WiFi on the ship was hit and miss. World Navigator had recently installed Starlink, so the speed of the internet vastly improved over the course of our trip. The line gives you a limited amount of complimentary internet, just for one device, and if you don't turn off almost all of your notifications and get religious about logging in and out for brief periods of time, you will blow through it quickly. All packages are sold by how much bandwidth you use, which is harder to predict than the standard "email/social only" or "stream" choices that you might purchase on a mainstream cruise ship. Atlas might want to look into simplifying this.
Atlas Ocean Voyages does not have an app -- and in fact, you couldn’t book your shore excursions online ahead of time. Hopefully this is something that the line will fix, as we heard frustrations from fellow passengers who didn't know that certain excursions were available.
There is a Medical Center on Deck 4, which comes in handy during rough Drake Passage sessions (but if you're going to Antarctica, it's better to bring your own seasickness solutions). Atlas does include emergency medical evacuation insurance in its fares, and the ship has a helipad.
The lovely Seaspa by L'Occitane was a nice surprise on a ship this size. First, everyone knows L'Occitane products and it's nice to see some favorites onboard. Second, the prices for the limited number of massages, facials and wraps were comparable or even a little less than you might find on land. And third, the practitioners refrained from giving any sort of sales spiel after the treatment. We wish all spas at sea were this relaxing.

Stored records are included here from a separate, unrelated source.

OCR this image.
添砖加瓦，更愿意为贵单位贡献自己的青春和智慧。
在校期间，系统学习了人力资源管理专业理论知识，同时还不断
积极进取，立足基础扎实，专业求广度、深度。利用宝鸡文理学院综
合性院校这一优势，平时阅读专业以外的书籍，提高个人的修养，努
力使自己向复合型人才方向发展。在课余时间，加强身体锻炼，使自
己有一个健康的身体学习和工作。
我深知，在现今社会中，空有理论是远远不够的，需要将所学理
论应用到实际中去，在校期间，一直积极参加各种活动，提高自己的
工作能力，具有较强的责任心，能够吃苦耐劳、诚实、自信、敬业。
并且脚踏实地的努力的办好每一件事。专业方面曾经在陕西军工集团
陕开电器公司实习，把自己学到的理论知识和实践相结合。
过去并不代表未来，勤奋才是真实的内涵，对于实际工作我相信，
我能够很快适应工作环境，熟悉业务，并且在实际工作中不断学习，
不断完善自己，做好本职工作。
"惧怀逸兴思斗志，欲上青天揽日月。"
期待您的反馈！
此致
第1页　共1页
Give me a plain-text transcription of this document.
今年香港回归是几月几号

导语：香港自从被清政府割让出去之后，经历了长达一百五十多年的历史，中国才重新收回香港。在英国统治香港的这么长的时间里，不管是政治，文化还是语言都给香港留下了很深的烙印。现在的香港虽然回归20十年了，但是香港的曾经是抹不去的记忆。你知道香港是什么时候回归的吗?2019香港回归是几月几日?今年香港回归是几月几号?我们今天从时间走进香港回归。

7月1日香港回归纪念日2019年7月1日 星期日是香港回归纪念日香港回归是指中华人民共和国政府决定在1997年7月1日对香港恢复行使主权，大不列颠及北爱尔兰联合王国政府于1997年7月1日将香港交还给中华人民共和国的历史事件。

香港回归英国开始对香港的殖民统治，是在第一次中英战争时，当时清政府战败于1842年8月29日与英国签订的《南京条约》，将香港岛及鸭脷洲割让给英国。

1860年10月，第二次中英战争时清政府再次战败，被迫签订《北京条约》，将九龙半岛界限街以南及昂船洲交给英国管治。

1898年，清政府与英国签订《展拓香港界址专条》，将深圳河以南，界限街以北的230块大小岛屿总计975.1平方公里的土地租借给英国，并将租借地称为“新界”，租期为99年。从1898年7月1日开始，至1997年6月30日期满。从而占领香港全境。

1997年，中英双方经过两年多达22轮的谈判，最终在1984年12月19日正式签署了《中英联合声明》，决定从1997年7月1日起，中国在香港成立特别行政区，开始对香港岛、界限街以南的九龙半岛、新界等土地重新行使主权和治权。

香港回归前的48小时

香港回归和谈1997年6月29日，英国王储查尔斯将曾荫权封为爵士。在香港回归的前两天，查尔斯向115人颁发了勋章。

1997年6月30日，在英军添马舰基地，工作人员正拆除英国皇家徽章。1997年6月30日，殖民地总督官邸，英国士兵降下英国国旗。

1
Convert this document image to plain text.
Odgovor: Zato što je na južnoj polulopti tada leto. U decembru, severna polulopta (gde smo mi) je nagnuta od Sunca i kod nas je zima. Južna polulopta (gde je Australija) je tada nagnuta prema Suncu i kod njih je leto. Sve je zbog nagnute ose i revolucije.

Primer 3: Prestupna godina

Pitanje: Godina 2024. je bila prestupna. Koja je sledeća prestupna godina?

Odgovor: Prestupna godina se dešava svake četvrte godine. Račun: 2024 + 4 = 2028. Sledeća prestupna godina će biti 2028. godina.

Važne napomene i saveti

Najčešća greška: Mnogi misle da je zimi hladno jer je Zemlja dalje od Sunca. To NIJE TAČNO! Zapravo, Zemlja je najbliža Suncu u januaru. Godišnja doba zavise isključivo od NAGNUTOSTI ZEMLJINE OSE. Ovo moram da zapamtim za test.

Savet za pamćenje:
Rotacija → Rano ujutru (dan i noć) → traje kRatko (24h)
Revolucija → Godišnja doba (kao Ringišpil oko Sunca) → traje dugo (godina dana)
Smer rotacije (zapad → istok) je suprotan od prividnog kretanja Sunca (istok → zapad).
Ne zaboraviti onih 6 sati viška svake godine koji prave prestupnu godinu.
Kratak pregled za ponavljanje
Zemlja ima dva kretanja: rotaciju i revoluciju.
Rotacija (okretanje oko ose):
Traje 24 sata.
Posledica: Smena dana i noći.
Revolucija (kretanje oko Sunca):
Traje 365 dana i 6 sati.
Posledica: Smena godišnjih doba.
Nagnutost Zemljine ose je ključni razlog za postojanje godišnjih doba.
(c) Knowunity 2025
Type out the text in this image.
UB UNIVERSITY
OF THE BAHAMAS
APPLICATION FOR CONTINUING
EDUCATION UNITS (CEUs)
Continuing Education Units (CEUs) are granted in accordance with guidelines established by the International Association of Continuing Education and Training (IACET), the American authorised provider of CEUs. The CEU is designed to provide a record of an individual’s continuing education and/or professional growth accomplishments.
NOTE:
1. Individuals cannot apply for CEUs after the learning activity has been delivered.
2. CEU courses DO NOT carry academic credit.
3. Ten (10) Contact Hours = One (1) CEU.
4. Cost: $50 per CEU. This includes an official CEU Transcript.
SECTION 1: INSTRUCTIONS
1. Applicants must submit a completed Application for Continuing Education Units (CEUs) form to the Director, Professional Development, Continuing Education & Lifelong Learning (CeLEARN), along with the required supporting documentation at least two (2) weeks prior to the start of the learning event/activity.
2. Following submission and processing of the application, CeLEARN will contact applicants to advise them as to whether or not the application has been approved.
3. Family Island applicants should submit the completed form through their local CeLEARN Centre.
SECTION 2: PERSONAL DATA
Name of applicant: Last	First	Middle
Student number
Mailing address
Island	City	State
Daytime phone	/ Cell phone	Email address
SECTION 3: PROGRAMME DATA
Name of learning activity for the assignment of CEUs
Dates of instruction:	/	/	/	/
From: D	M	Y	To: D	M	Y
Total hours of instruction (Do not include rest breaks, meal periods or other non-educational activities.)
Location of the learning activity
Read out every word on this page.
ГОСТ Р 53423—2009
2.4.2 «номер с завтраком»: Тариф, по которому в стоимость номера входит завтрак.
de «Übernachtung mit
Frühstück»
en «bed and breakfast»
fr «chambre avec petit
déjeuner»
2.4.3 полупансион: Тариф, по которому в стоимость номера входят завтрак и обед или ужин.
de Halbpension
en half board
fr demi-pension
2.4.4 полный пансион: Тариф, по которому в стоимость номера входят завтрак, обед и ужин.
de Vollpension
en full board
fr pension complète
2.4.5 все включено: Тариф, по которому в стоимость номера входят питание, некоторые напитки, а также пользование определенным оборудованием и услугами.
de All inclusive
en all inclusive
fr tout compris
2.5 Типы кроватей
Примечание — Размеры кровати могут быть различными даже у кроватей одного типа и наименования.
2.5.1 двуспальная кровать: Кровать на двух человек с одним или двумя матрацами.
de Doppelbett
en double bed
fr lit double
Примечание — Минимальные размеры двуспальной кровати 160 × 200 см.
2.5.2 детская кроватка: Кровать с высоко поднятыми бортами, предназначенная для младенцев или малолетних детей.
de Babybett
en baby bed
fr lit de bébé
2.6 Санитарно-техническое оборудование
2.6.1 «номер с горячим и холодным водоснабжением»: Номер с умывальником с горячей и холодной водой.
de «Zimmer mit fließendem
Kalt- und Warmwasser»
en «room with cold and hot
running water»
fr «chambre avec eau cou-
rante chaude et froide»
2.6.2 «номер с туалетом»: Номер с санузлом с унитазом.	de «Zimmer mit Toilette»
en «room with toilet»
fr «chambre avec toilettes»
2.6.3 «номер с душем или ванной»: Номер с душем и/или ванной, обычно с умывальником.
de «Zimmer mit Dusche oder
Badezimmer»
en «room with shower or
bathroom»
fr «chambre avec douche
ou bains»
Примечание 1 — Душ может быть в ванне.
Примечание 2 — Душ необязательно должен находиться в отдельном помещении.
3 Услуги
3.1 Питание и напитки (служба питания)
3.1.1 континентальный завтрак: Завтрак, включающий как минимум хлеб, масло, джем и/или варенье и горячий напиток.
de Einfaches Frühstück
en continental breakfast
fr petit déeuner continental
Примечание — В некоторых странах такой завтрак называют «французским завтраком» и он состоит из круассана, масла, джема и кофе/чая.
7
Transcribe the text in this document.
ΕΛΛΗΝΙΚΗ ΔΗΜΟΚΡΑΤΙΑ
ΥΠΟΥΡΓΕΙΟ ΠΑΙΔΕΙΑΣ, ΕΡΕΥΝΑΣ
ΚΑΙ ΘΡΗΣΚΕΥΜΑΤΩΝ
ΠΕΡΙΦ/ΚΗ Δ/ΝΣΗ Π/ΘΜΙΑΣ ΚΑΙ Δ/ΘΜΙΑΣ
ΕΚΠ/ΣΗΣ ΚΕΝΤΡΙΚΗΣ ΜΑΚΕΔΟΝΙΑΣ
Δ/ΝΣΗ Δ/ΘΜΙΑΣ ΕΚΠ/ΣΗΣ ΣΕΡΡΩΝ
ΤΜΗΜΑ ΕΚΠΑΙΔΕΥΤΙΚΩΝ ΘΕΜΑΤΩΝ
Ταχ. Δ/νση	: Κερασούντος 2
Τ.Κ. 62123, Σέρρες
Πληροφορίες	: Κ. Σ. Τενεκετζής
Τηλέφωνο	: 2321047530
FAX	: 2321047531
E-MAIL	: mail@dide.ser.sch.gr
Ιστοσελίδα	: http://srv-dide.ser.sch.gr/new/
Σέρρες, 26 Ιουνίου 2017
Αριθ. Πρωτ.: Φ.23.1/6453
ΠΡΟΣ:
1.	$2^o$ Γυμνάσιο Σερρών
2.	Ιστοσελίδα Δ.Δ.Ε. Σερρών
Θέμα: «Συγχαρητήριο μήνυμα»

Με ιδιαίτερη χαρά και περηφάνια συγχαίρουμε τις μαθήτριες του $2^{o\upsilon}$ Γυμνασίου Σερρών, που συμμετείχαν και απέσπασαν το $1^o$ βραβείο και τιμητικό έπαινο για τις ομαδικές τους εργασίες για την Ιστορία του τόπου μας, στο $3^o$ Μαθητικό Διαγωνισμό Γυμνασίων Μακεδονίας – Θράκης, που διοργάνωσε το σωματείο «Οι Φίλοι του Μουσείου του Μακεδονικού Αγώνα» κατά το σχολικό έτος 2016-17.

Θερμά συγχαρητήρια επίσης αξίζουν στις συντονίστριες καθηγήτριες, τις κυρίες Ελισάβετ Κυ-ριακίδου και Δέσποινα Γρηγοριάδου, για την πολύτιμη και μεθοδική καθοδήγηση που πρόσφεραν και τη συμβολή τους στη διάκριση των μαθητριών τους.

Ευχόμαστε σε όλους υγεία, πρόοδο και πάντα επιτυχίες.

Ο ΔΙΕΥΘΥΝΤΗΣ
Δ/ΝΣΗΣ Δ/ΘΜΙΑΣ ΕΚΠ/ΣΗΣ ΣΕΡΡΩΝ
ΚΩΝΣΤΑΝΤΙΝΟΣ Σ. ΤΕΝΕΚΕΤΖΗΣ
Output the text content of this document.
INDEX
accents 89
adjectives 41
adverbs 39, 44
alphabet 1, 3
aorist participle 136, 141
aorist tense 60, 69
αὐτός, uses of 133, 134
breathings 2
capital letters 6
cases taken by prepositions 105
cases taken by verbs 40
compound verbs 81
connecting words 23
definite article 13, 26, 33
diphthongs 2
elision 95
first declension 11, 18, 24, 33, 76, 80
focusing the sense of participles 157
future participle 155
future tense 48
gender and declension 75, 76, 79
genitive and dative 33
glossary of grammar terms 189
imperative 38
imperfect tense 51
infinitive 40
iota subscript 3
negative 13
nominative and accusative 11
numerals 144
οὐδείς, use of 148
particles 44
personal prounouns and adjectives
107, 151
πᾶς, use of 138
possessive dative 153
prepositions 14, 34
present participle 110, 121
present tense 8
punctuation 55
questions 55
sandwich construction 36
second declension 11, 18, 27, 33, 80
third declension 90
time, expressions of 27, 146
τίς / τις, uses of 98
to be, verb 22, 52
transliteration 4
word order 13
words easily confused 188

We also loved the small relaxation area adjacent to the spa. Our only quibble is that the spa didn't have a real locker or changing room. If you don't come down in your robe, you need to change in the small restroom (and the spa bathrobes are made for very small people, it seems).
Likewise, the sauna on World Navigator was a joy, with large windows and plenty of seating. We didn't see all that many people using it on our port-intensive cruise, but I was certainly able to imagine how fabulous it would be to soak in the heat while watching the icebergs float by in Antarctica. The sauna is complimentary.
You have to search to find the gym on World Navigator -- but when you do open the door, tucked on Deck 4 across from Paula's Pantry, you'll find that it's actually quite spacious and inviting for a ship this size. The ship has Technogym cardio equipment (bikes, treadmills and ellipticals) and there's a wall with free weights, mats and balance balls.
There's a walking/jogging track above the pool on Deck 8. One mile is 12 laps.
The age limit for guests in Antarctica is 8 years old. The line stresses that children must always be accompanied by an adult; there is no babysitting or kids clubs onboard, meaning that if your child doesn't want to go out on the Zodiac, you won't either, unless another parent watches them.
The age limit for Epicurean Expeditions is 12 months. Children 2 years and under are able to participate in shore excursions for free.
That being said, World Navigator is a small ship, with an adult atmosphere (and all that free booze). Without any programming during the day or shows in the evening for distraction, children are likely to get bored easily.